CFC was a regional operator that did not have the scale to compete with the likes of J.B. Hunt, Schneider National or Swift Transportation. "But it was a very good fulcrum for us," McLoughlin recalls. "It paid the light bill as we began to grow dedicated." Eventually they sold CFC to Swift.
"We have grown the dedicated business with pretty much the same people we knew at Ryder, who followed us to Hunt and came over to Cardinal," he says.
Drivers: Most Important Part of the Team
McLoughlin says the company's truck drivers are the most important part of the team. Cardinal's business is not long-haul — routes go up to 250 miles out and back — so the company is able to get drivers home almost every night. But it does place high demands on drivers because they have to interact personally with customers, a key feature of the dedicated business.
Hiring a driver is a multi-million dollar decision, McLoughlin says.
"Putting a $10,000 ad in the Newark, N.J., paper isn't going to do you much. You don't want to hire the guy who doesn't have a job. You want to hire the guy who's had a long-term job, with very few companies and a long record of success, who has a sense of stability in his community and in his life. You want to get him home and let him see his son or daughter score the next soccer goal."
Customers have a say in gauging driver performance. Each account is asked to score its drivers, and the manager who hired the driver will see that score reflected in his bonus.
The company is in the process of linking pay to an account's CSA score — the new federal safety enforcement system going into effect this year. Scores are localized by store, rather than the overall account, and each manager is judged on his local operation, McLoughlin says. The company uses Vigillo to manage its CSA data.

Photo: Cardinal
McLoughlin, like many others, believes CSA is a game-changer for the trucking industry. And he likes that.
"The tighter you make the rules in terms of driver qualifications, the happier we are," he says. "We'd like to place a bet on us recruiting and training and retaining the right kind of guys. If it's tough, we like it. And it's the right thing to do. There's a moral imperative to have the right people on the road."
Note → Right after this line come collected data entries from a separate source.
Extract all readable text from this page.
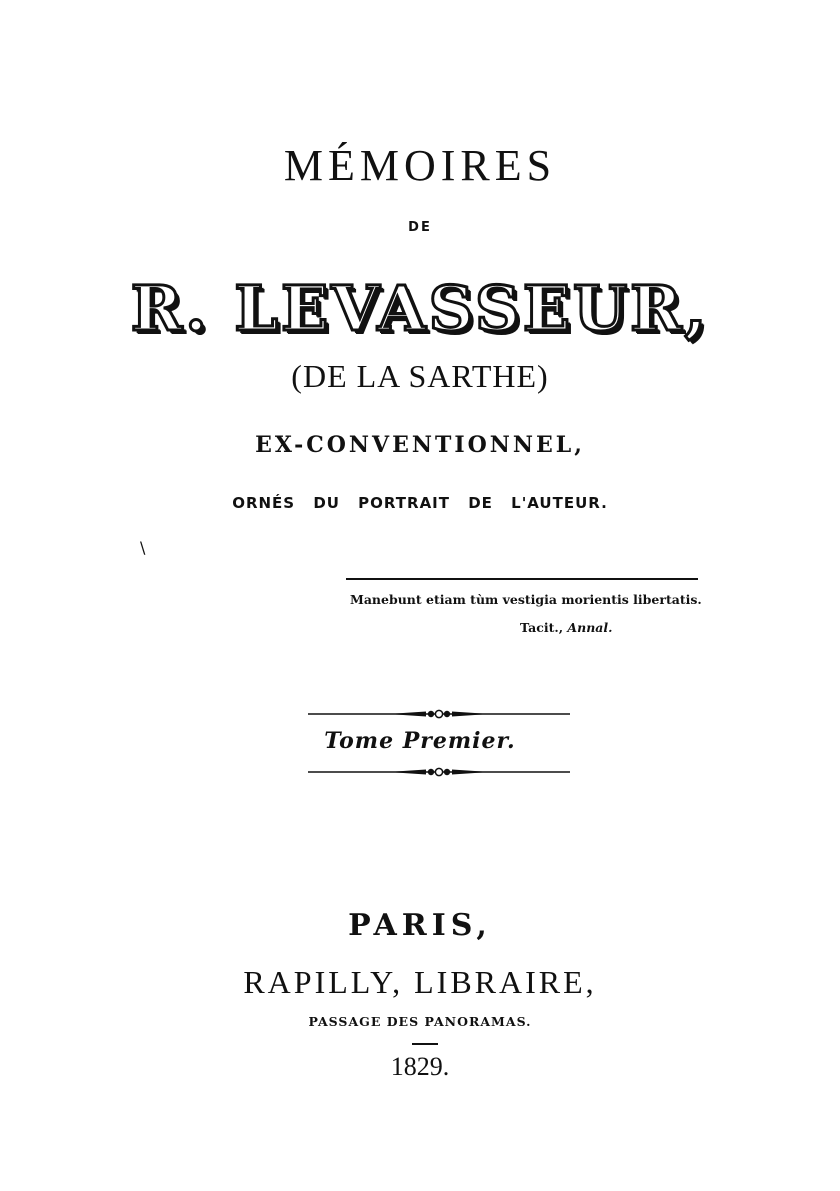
MÉMOIRES
DE
R. LEVASSEUR,
(DE LA SARTHE)
EX-CONVENTIONNEL,
ORNÉS DU PORTRAIT DE L'AUTEUR.
\
Manebunt etiam tùm vestigia morientis libertatis.
Tacit., Annal.
Tome Premier.
PARIS,
RAPILLY, LIBRAIRE,
PASSAGE DES PANORAMAS.
1829.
Cardinal suffered during the recession, as the housing collapse hit the building materials business hard, but McLoughlin sees some positives coming. "You feel that things are incrementally better. Customers are willing to talk about doing things now."
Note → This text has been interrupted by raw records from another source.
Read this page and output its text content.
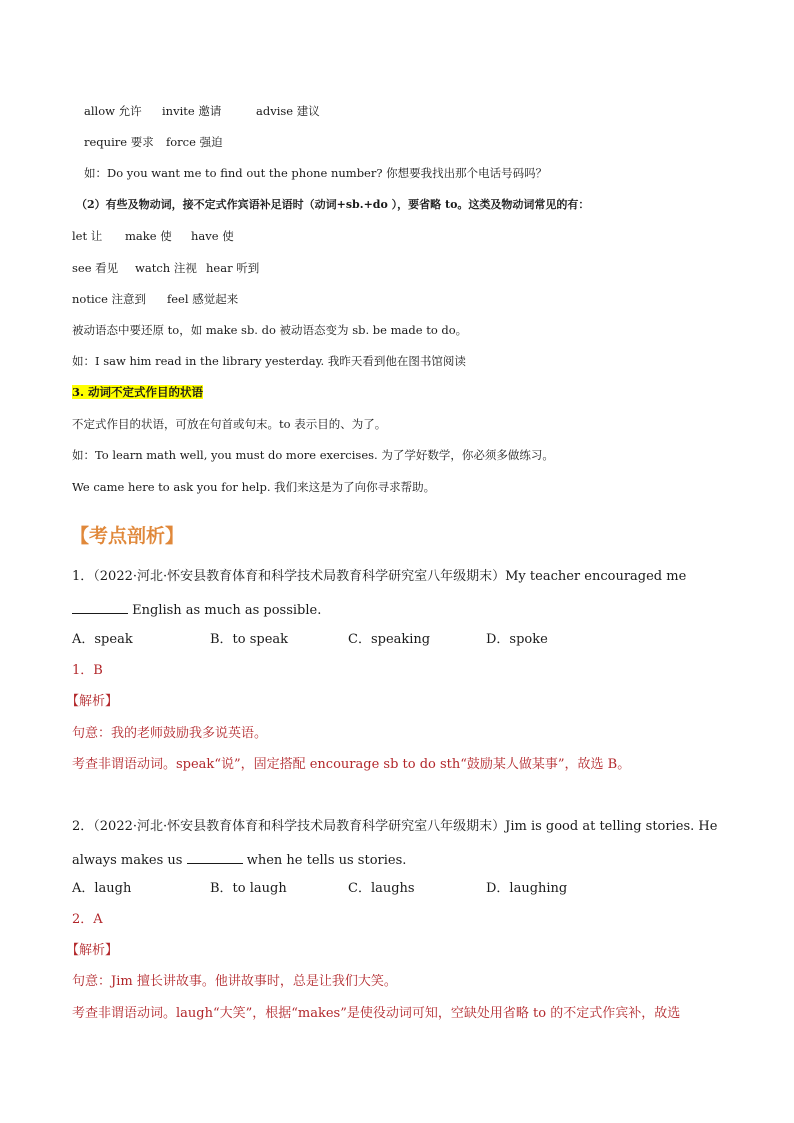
allow 允许 invite 邀请	advise 建议
require 要求 force 强迫
如：Do you want me to find out the phone number? 你想要我找出那个电话号码吗？
（2）有些及物动词，接不定式作宾语补足语时（动词+sb.+do ），要省略 to。这类及物动词常见的有：
let 让 make 使 have 使
see 看见 watch 注视 hear 听到
notice 注意到 feel 感觉起来
被动语态中要还原 to，如 make sb. do 被动语态变为 sb. be made to do。
如：I saw him read in the library yesterday. 我昨天看到他在图书馆阅读
3. 动词不定式作目的状语
不定式作目的状语，可放在句首或句末。to 表示目的、为了。
如：To learn math well, you must do more exercises. 为了学好数学，你必须多做练习。
We came here to ask you for help. 我们来这是为了向你寻求帮助。
【考点剖析】
1．（2022·河北·怀安县教育体育和科学技术局教育科学研究室八年级期末）My teacher encouraged me
English as much as possible.
A．speak	B．to speak	C．speaking	D．spoke
1．B
【解析】
句意：我的老师鼓励我多说英语。
考查非谓语动词。speak“说”，固定搭配 encourage sb to do sth“鼓励某人做某事”，故选 B。
2．（2022·河北·怀安县教育体育和科学技术局教育科学研究室八年级期末）Jim is good at telling stories. He
always makes us	when he tells us stories.
A．laugh	B．to laugh	C．laughs	D．laughing
2．A
【解析】
句意：Jim 擅长讲故事。他讲故事时，总是让我们大笑。
考查非谓语动词。laugh“大笑”，根据“makes”是使役动词可知，空缺处用省略 to 的不定式作宾补，故选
Converting Private Carriers to Dedicated Fleets
The company's opportunities going forward continue to lie in converting private carriers, he says. Many private carriers are doing an excellent job, he says. "You can make a sales call to a private fleet and in a short amount of time close your briefcase and walk out because they are doing all the right things."
But as their driver ppulation ages, private carriers come under increasing pressure to find the right drivers, he explains. "It's going to be a lot harder for them to find a young kid who fits the safety profile, the productivity profile that they had with their prior drivers."
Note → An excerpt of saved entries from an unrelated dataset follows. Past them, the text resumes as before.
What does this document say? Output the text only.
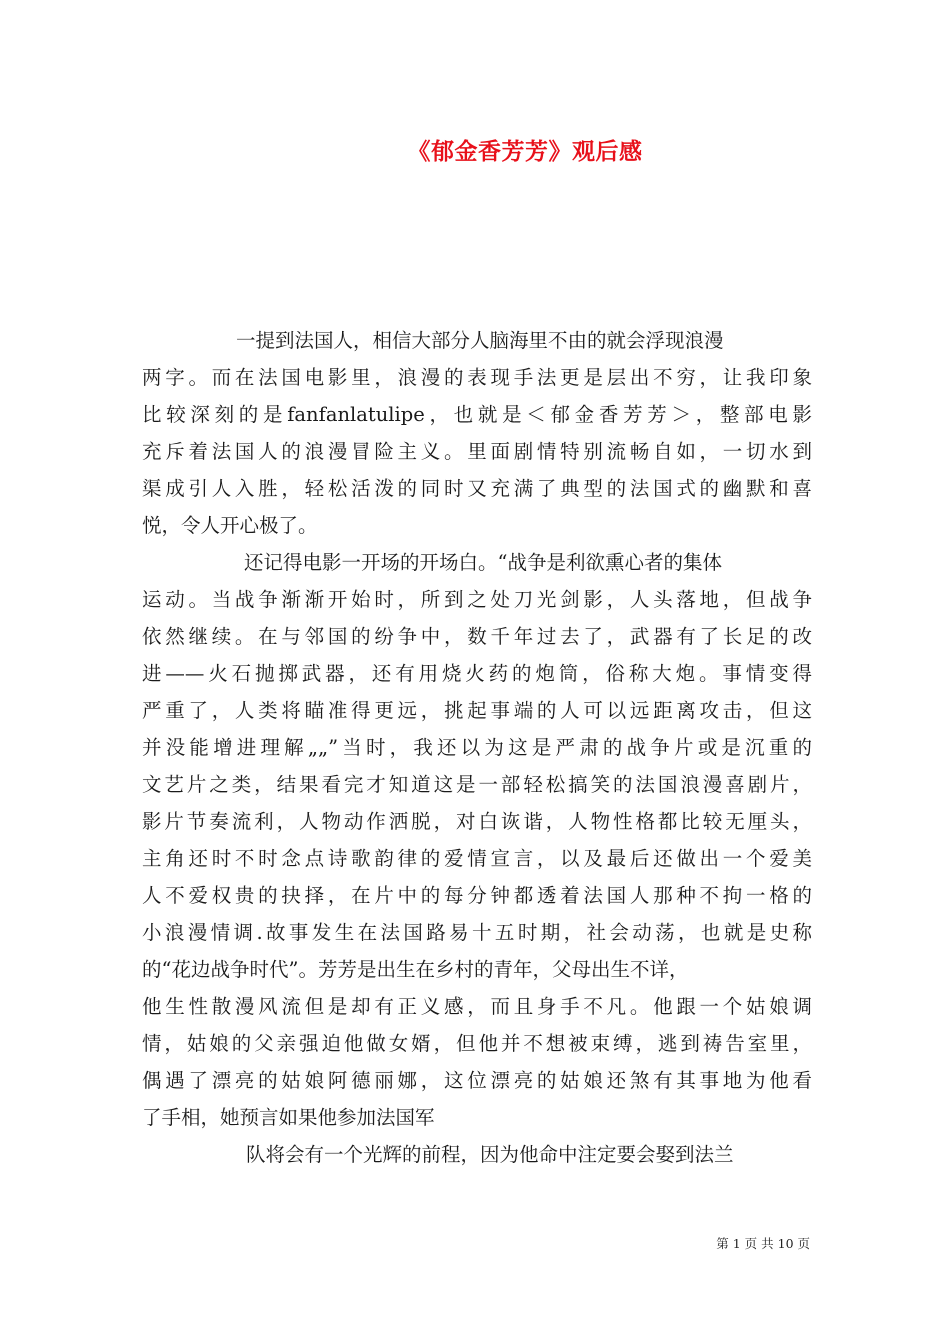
《郁金香芳芳》观后感
一提到法国人，相信大部分人脑海里不由的就会浮现浪漫
两字。而在法国电影里，浪漫的表现手法更是层出不穷，让我印象
比较深刻的是fanfanlatulipe，也就是＜郁金香芳芳＞，整部电影
充斥着法国人的浪漫冒险主义。里面剧情特别流畅自如，一切水到
渠成引人入胜，轻松活泼的同时又充满了典型的法国式的幽默和喜
悦，令人开心极了。
还记得电影一开场的开场白。“战争是利欲熏心者的集体
运动。当战争渐渐开始时，所到之处刀光剑影，人头落地，但战争
依然继续。在与邻国的纷争中，数千年过去了，武器有了长足的改
进——火石抛掷武器，还有用烧火药的炮筒，俗称大炮。事情变得
严重了，人类将瞄准得更远，挑起事端的人可以远距离攻击，但这
并没能增进理解„„”当时，我还以为这是严肃的战争片或是沉重的
文艺片之类，结果看完才知道这是一部轻松搞笑的法国浪漫喜剧片，
影片节奏流利，人物动作洒脱，对白诙谐，人物性格都比较无厘头，
主角还时不时念点诗歌韵律的爱情宣言，以及最后还做出一个爱美
人不爱权贵的抉择，在片中的每分钟都透着法国人那种不拘一格的
小浪漫情调.故事发生在法国路易十五时期，社会动荡，也就是史称
的“花边战争时代”。芳芳是出生在乡村的青年，父母出生不详，
他生性散漫风流但是却有正义感，而且身手不凡。他跟一个姑娘调
情，姑娘的父亲强迫他做女婿，但他并不想被束缚，逃到祷告室里，
偶遇了漂亮的姑娘阿德丽娜，这位漂亮的姑娘还煞有其事地为他看
了手相，她预言如果他参加法国军
队将会有一个光辉的前程，因为他命中注定要会娶到法兰
第 1 页 共 10 页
That's a problem Cardinal thinks it can solve for potential customers. Still, it's not an easy sell. "The gestation period for a sell in this business approaches that of an elephant," McLoughlin says.
The trigger is often an event — a business circumstance that forces a company to cut back on transportation or add transportation services, or a bad accident.
"As you call on these private fleets consistently, nothing may happen for three to five years, and then an event happens. You want to be one of the folks they call, and when you get in there you want to be trustworthy and smart and experienced and bring something new in technology that they haven't been able to execute themselves. That's what will get you a sale."